The legal challenge, which has become a political black eye for the Conservative government, was put into abeyance recently at the B.C. Supreme Court, two federal sources said Thursday.
The decision — effectively a time-out from legal proceedings — was taken because both sides were facing court-imposed deadlines to file further submissions in the case.
Don Sorochan, the lawyer for the soldiers, confirmed settlement talks are underway with the government, but declined to give details.
"When the new minister came in, we'd had approaches to talk," Sorochan said.

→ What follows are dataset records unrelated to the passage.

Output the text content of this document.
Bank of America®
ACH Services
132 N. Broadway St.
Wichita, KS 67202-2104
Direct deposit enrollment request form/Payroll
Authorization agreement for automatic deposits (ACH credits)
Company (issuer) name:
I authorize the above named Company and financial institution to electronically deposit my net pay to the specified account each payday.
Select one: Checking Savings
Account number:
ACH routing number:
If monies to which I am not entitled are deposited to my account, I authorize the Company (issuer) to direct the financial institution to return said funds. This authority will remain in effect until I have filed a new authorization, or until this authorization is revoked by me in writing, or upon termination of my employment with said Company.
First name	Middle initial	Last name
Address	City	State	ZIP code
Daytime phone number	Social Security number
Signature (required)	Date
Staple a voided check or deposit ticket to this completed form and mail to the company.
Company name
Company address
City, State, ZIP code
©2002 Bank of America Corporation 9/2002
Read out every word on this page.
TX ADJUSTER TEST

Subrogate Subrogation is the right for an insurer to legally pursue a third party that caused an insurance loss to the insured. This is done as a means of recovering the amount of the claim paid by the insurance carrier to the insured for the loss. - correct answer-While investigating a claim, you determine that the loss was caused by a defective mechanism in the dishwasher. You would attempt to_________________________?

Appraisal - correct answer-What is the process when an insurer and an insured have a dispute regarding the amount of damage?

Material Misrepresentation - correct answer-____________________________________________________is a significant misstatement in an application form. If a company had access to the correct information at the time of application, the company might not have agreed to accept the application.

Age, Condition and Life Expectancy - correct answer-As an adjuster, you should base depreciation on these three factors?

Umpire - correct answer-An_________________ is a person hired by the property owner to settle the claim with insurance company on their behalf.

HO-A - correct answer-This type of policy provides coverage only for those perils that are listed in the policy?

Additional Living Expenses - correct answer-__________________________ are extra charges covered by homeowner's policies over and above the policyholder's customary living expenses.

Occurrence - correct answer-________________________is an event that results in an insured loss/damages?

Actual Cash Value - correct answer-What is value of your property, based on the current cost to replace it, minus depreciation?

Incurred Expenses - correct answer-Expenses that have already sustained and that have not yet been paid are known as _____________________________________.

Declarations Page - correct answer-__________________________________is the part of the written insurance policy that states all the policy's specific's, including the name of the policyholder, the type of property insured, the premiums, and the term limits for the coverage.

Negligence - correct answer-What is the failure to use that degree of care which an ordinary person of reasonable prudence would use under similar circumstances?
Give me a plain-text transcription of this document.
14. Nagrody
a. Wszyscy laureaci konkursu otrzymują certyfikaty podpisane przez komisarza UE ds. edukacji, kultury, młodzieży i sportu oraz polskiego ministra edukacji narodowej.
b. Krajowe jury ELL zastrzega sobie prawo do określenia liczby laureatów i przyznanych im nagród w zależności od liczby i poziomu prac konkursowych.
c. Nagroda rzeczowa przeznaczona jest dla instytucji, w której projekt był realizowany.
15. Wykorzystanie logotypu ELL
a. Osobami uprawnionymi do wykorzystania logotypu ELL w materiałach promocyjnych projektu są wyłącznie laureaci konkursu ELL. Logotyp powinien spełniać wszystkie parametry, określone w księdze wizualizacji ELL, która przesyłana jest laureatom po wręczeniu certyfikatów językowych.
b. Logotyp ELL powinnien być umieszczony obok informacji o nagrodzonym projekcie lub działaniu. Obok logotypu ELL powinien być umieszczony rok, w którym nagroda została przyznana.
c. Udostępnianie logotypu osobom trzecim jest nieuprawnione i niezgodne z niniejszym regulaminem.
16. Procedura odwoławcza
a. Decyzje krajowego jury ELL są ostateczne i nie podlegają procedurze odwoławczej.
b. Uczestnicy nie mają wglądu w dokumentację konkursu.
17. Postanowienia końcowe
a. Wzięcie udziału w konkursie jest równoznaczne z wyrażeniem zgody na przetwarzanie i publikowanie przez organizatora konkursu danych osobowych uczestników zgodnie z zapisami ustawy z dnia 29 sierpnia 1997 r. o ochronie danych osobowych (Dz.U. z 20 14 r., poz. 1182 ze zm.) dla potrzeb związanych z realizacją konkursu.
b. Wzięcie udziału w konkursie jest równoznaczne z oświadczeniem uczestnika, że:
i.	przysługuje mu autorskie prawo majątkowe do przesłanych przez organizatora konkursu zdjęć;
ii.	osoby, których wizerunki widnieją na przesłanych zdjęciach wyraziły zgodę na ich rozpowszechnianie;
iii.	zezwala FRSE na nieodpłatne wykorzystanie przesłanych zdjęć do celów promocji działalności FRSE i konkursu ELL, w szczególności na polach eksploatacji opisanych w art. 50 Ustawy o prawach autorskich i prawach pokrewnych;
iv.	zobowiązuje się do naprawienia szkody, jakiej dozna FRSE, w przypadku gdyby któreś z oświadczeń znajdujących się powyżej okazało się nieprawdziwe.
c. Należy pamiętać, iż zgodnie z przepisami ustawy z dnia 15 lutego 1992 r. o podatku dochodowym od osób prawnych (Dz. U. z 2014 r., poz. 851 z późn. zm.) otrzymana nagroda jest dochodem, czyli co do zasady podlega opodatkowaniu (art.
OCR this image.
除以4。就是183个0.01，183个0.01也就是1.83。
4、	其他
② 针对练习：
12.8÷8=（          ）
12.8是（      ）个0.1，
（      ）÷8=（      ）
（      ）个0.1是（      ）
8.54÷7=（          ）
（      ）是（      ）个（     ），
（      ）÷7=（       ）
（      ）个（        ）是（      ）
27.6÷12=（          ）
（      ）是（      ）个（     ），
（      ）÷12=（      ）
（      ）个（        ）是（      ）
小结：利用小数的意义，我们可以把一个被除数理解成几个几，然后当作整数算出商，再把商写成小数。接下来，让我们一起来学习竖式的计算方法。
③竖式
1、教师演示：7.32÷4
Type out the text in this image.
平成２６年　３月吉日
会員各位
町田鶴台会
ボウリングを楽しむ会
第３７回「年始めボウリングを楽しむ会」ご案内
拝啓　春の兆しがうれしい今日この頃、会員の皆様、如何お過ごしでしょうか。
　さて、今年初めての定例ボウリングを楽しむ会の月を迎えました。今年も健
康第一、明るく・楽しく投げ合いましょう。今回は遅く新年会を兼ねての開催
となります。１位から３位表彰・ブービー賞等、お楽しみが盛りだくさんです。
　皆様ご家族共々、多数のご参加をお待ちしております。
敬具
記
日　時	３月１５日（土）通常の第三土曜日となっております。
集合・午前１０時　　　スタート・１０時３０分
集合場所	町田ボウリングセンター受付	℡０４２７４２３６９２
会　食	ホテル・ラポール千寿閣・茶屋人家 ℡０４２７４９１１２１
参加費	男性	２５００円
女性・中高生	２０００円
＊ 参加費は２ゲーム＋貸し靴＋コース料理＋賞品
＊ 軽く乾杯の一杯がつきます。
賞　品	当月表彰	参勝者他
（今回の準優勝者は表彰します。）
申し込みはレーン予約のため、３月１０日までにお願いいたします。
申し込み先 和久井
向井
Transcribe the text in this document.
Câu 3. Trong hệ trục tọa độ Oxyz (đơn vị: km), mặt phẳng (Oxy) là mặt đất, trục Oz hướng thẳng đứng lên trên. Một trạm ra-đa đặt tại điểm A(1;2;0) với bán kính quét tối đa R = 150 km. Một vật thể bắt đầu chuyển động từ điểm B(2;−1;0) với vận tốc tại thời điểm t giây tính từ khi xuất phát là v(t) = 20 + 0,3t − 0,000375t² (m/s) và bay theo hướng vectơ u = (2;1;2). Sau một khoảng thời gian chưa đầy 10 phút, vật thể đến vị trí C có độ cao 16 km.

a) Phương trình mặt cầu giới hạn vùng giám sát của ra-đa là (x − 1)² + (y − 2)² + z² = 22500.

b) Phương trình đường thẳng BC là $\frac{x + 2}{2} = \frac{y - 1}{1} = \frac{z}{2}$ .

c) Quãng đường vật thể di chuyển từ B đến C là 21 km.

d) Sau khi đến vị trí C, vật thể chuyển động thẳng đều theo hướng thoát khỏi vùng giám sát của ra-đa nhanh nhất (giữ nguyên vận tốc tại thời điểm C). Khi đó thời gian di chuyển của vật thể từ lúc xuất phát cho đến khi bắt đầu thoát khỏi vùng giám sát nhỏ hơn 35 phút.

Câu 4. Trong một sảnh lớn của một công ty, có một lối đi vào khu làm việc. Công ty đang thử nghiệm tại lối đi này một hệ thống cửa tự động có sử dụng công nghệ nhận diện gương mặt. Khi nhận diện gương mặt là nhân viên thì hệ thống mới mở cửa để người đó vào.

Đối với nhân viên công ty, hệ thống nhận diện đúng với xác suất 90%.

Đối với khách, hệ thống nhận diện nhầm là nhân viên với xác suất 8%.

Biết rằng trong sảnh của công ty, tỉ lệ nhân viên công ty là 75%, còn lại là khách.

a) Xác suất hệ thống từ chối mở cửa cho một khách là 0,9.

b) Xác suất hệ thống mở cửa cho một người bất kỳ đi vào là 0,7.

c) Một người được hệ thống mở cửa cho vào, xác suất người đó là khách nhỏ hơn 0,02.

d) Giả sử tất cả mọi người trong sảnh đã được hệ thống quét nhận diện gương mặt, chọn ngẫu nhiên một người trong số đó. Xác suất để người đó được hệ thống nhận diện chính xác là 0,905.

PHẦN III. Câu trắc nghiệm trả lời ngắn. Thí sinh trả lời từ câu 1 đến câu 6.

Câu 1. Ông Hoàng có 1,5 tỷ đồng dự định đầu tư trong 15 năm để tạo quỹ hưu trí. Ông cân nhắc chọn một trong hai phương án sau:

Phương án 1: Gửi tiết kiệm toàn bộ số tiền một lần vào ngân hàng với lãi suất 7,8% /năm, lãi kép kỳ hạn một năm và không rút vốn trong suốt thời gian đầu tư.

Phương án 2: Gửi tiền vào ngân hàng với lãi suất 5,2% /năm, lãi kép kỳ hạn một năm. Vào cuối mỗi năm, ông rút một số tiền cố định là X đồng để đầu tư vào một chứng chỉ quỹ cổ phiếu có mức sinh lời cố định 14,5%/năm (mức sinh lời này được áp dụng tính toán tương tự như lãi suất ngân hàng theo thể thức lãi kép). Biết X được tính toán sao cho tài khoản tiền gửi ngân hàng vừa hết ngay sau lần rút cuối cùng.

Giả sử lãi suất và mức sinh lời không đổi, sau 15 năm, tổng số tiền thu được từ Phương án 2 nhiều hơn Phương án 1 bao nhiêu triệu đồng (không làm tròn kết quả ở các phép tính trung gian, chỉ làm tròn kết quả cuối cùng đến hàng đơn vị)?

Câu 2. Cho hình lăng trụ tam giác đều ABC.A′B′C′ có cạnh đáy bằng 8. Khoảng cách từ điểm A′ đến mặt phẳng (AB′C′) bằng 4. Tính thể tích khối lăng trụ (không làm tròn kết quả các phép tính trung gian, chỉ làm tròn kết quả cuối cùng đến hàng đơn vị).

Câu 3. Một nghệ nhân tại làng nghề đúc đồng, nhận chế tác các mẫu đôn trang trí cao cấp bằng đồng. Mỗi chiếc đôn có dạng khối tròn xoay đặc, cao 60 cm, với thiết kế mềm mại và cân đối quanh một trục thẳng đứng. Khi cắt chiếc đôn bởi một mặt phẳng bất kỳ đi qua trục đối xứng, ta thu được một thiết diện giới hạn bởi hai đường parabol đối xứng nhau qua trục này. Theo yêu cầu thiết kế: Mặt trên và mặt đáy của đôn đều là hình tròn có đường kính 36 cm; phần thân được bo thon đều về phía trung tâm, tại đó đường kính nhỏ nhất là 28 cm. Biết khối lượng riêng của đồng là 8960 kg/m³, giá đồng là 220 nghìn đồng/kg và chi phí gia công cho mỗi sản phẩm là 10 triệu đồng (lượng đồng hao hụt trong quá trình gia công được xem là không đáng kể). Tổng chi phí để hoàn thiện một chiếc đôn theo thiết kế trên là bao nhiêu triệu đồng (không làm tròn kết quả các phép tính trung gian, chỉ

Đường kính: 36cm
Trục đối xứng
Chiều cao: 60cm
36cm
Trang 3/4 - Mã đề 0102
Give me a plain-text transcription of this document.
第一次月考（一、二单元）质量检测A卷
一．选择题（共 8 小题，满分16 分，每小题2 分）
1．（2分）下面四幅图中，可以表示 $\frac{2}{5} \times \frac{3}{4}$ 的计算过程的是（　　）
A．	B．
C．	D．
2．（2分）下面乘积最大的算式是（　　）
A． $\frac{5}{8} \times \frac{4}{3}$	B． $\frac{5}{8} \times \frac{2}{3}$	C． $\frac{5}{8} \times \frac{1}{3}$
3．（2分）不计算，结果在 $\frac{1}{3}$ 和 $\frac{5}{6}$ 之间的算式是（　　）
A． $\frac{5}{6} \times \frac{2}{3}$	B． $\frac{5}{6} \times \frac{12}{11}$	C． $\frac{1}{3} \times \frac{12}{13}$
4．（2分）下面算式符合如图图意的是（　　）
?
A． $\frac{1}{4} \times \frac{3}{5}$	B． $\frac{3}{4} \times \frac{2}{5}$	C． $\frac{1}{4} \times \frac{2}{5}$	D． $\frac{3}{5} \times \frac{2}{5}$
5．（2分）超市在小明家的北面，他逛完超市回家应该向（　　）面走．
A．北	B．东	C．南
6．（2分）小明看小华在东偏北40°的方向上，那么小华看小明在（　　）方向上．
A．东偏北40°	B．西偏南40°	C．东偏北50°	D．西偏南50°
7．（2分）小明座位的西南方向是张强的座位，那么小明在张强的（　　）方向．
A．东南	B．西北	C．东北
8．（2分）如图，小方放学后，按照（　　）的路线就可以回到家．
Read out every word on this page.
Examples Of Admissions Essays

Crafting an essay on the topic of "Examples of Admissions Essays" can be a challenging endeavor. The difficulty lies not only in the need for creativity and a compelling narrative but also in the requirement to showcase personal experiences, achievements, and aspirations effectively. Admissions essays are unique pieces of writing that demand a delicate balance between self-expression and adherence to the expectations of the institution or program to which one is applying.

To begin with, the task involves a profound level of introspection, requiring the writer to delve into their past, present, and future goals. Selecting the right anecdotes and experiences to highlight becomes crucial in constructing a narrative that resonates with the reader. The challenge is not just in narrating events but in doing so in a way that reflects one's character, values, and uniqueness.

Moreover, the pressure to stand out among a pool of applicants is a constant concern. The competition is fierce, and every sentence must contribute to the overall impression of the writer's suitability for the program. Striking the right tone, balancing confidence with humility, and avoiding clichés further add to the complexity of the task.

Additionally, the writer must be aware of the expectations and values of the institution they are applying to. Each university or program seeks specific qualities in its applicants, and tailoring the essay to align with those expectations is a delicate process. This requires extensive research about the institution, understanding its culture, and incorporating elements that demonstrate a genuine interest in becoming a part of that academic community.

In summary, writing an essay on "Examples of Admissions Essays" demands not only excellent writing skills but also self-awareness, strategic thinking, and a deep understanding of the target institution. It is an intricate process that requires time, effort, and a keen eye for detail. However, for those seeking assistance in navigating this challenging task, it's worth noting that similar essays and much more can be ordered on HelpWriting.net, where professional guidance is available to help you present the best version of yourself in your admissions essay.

"We notified the court — both parties — that we were in that situation and asked that we not bother filing these further materials that had been requested by the court, and they agreed to that."
The soldiers are determined to see change, but are also interested in hearing what the government has to say, Sorochan said — especially now that Erin O'Toole, a former air force navigator, has taken over from Julian Fantino, who had a combative relationship with the veterans community.
"The lawsuit is there for one purpose only and that is to improve the benefits for a broad class of veterans," Sorochan said.
"Legal mechanisms can only go partway and the court can't impose legislation. It can declare it to be unconstitutional. To a certain extent, the relief we were seeking in court can be enhanced by discussion."
The ex-soldiers are challenging the government's 2006 overhaul of veterans benefits, alleging the so-called new veterans charter is discriminatory under the charter of rights because it does not provide the same level of support as the old pension system.
In defending the lawsuit, government lawyers outraged veterans by asserting that the federal government has no extraordinary obligation to those who've fought for the country.
They argued it is unfair to bind the current government to a system of benefits and entitlements promises made nearly a century ago by another prime minister.
Those statements have been politically toxic to the Harper government, which prides itself on supporting the troops, and has led to increasing friction with former soldiers.
Conservatives have been scrambling to fix the battered relationship ahead of the election scheduled for this fall. Plans are underway to roll out a series of measures between now and the summer.
The political campaign began on Monday in Toronto, where O'Toole announced the creation of a retirement fund for moderately and severely wounded soldiers who otherwise might spend their final years in poverty.
Federal sources said the minister would be in Halifax on Friday to announce new measures for wounded reservists and their families, giving part-time members the same access to the same benefits and support as full-time military members during their rehabilitation programs.
Such a plan would address a gap identified by the House of Commons veterans committee in a report last June.
The unequal treatment of reservists, many of whom served in Afghanistan, is another sensitive topic for the Conservatives, who have put a politically charged overhaul of the reserve force organization on hold.
National Defence was supposed to have delivered a new structure for the part-time, volunteer force by this spring's budget, but it likely won't be done until after the election, scheduled for October.